Some attribute the overplacement to educators being racist, but when researchers use statistical techniques to compare youth with similar academic achievement levels and socioeconomic status, racial minorities are actually less likely to be labeled as having a learning disability than white children.
Some researchers suggest this means that more racial minorities need to be placed in special-education classes, but Dara Shifrer, a sociology professor in PSU's College of Liberal Arts and Sciences and author of a study published July 27 in The Sociological Quarterly, interprets the findings differently.
Shifrer says the problem lies in the fact that a student's socioeconomic status is a strong predictor of academic achievement, which is often used to diagnose learning disabilities. Blacks and Hispanics are more likely to be poor and begin school at a disadvantage compared to their white peers, but classifying the low achievement of minority and poor students as a disability fails to address the social causes behind the achievement gap, according to the study.
"It's not that we need to put more racial minorities in special education," Shifrer said. "It's that we need to pay attention to all the inequality in our society that makes kids have different levels of preparation when they start school and that makes it difficult for teachers to decide why one kid is struggling to learn while another is not."

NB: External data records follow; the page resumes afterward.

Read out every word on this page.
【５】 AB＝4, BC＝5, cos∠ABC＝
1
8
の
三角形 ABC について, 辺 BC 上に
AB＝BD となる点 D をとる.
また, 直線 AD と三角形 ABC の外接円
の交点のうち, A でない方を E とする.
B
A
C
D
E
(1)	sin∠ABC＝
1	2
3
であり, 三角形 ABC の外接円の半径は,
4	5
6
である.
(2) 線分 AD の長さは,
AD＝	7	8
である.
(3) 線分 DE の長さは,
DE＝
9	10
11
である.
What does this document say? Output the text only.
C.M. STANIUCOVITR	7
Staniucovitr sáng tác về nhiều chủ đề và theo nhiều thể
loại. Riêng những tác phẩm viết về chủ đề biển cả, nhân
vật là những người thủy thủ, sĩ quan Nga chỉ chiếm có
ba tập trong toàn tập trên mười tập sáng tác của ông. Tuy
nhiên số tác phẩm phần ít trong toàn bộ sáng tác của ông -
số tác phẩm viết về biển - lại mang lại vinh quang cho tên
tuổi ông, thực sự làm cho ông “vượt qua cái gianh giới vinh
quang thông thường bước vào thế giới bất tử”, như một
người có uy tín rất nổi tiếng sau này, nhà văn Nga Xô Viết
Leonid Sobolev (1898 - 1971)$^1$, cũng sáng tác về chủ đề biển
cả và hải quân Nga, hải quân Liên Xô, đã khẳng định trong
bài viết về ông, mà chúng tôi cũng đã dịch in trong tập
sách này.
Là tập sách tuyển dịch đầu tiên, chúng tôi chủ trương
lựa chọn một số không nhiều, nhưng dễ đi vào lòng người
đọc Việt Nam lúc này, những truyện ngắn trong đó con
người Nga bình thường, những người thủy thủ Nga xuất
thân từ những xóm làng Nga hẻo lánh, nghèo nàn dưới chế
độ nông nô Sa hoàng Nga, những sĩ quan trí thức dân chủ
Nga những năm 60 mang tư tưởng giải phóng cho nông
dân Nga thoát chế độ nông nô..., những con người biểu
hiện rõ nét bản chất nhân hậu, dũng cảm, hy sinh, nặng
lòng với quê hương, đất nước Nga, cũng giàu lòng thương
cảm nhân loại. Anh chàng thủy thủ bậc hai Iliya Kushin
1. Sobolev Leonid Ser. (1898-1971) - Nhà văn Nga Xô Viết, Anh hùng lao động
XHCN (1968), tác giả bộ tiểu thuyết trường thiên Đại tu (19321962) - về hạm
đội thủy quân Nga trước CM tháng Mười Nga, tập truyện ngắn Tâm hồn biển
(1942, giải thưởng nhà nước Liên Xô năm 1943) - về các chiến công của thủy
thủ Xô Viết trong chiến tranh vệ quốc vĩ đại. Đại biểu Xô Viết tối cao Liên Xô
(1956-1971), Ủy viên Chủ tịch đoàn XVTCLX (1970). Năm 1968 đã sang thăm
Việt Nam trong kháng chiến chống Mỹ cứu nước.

The study says racial disproportionality is problematic because not only is it unclear whether special education improves students' outcomes, but disability labels can stigmatize students for life and limit their learning opportunities.
The study criticizes the way learning disabilities are diagnosed. Most youth who are diagnosed with learning disabilities have normal or above-average intelligence but for unexplained reasons are underachievers. But because there's a lack of physical or biological indicators for LDs, classifications are often subjective and inconsistent across districts and states.
Some youth who are labeled as "learning disabled" may in fact have real neurological or biological distinctions, but for others, their learning and behavior problems may stem from differences in the resources available to their families.
"The way learning disabilities are diagnosed is basically based on academic achievement," Shifrer said. "But education performance is a measure of a lot of things -- partly your brain, but it's also the things you're experiencing in your home, in your neighborhood, in your schools."
Shifrer suggests that rather than addressing the social issue of inequality with disability labels and special education, more needs to be invested in early childhood programming so schools can provide additional health, emotional and academic supports to the children who need them most.
She also says that educators and policymakers need to be clearer about what they know and don't know about learning disabilities. Doing so would allow teachers, parents and students to incorporate useful insights from the classification without feeling like it seals a child's destiny or captures their complexity.
"If we keep taxing teachers with figuring out who's learning disabled and who's not when there's not even a clear definition of what learning disabled means, the problem's not going to go away," Shifrer said.